Momentum Investments have released their report based on ‘Consumer pulse: Consumers navigate multiple headwinds’ prepared by the Momentum Macro Research Team.
Below is a summary of highlights from the team, as well as a downloadable PDF of the research paper.
Commentary and highlights by Sanisha Packirisamy, Economist at Momentum Investments , Tshiamo Masike, Economic Analyst at Momentum Investments and Herman van Papendorp, Head of Investment Research & Asset Allocation at Momentum Investments.
The First National Bank/Bureau for Economic Research (FNB/BER) Consumer Confidence Index (CCI) surprised to the upside with an improvement of 12 points to -8 in the fourth quarter of 2022. The improvement was broad-based, but the optimism that consumers displayed about their expected financial position contributed the most.

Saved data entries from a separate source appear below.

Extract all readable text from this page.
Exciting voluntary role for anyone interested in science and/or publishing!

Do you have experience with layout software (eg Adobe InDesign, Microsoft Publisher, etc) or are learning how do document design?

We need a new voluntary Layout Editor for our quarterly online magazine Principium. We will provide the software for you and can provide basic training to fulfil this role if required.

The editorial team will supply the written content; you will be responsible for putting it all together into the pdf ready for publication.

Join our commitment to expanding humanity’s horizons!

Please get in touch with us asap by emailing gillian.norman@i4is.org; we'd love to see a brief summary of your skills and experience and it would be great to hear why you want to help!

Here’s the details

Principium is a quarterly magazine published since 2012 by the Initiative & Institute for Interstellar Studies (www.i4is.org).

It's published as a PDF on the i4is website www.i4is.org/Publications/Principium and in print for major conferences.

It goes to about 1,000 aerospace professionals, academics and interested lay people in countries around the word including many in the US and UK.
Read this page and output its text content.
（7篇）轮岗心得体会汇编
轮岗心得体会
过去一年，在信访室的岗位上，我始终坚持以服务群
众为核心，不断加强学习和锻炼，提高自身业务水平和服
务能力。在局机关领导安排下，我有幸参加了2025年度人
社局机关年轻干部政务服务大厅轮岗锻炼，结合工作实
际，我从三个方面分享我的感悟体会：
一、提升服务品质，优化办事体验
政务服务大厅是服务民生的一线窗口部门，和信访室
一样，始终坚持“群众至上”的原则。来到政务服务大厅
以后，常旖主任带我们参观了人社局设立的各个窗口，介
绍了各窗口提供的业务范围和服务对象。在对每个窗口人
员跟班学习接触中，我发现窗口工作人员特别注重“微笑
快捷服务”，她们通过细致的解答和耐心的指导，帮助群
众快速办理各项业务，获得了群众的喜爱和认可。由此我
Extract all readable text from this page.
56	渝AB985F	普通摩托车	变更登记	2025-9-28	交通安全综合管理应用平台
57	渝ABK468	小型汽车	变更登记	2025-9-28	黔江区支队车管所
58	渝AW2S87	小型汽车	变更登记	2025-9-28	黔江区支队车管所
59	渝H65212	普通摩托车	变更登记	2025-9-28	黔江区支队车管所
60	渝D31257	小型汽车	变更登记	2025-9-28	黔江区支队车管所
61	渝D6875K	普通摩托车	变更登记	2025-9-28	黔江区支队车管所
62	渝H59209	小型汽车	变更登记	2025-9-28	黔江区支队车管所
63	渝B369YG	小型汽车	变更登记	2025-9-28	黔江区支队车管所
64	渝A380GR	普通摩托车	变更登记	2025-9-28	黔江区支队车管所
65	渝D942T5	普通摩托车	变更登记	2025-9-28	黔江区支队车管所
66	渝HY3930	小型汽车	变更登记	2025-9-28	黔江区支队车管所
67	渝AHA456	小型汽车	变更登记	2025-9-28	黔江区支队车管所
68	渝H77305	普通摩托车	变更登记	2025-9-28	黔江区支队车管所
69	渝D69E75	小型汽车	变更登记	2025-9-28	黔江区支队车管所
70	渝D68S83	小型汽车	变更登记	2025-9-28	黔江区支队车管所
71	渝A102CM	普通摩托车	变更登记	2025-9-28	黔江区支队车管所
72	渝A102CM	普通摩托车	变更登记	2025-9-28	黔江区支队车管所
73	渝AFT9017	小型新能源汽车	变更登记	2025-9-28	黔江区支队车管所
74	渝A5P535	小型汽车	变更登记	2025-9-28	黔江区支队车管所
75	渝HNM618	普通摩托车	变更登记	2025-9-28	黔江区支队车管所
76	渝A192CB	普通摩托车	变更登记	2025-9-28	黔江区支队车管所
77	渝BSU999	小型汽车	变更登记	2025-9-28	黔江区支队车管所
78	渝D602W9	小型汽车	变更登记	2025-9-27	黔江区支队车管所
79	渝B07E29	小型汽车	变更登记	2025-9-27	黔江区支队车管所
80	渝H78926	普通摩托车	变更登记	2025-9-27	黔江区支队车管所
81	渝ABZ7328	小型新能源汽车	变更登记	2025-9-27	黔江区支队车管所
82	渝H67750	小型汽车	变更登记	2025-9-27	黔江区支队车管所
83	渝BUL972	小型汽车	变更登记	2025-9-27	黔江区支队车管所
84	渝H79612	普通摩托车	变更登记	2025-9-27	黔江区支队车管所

There are signs of rising consumer stress with households taking up more credit to deal with the increase in the cost of living. This is contrary to the improvement in the sub-index measuring consumers’ financial position, which signals that those who are hopeful about their financial position may not be indebted.
A higher percentage of rejected credit applications and a lower share of impaired records are the result of tighter lending standards by credit lenders.
Credit statistics suggest that a smaller number of consumers are being granted unsecured debt, but the loans are larger in size and are mainly targeted at the middle- to upper-income earners.
BankservAfrica reported to have broken a record by processing over 100 million EFT (electronic fund transfer) credit payments in October 2022. This indicates that consumers are increasingly using credit to make ends meet.
The ratio of household debt to disposable income as well as that of debt-service costs to disposable income increased marginally in the second quarter but remained below long-term averages despite a higher uptake of credit and higher interest rates.
Despite multiple headwinds, consumers are not overly pessimistic about their financial position as one would have expected in an environment where wages have struggled to match the recent surge in inflation.
Relative optimism among low-income earners likely stems from more government support, while that of middle- to high-income earners is likely a consequence of higher investment returns, a savings buffer and higher income growth.
Following the re-opening of the economy, consumers’ spending priorities have shifted from home renovations and expenditure on medication to expenditure on food and drinks as well as clothing and footwear.
The retail sector is showing signs of ongoing strength following positive growth in sales volumes in the third quarter. Moreover, successful Black Friday sales are expected to boost growth in the fourth quarter. Nevertheless, inconsistent and insufficient electricity supply remains a drag on growth in the retail sector and is expected to keep a lid on the country’s potential growth rate. The success of Black Friday is expected to support the retail sector in the fourth quarter given higher foot count in malls relative to last year as well as the indication of higher transactions, of over R3 billion, by FNB customers.
Still weak consumer confidence suggests that despondent consumers are likely to contribute less to overall growth going forward. We expect growth in household consumption to dip from an expected 3% in 2022 to 1.4% in 2023.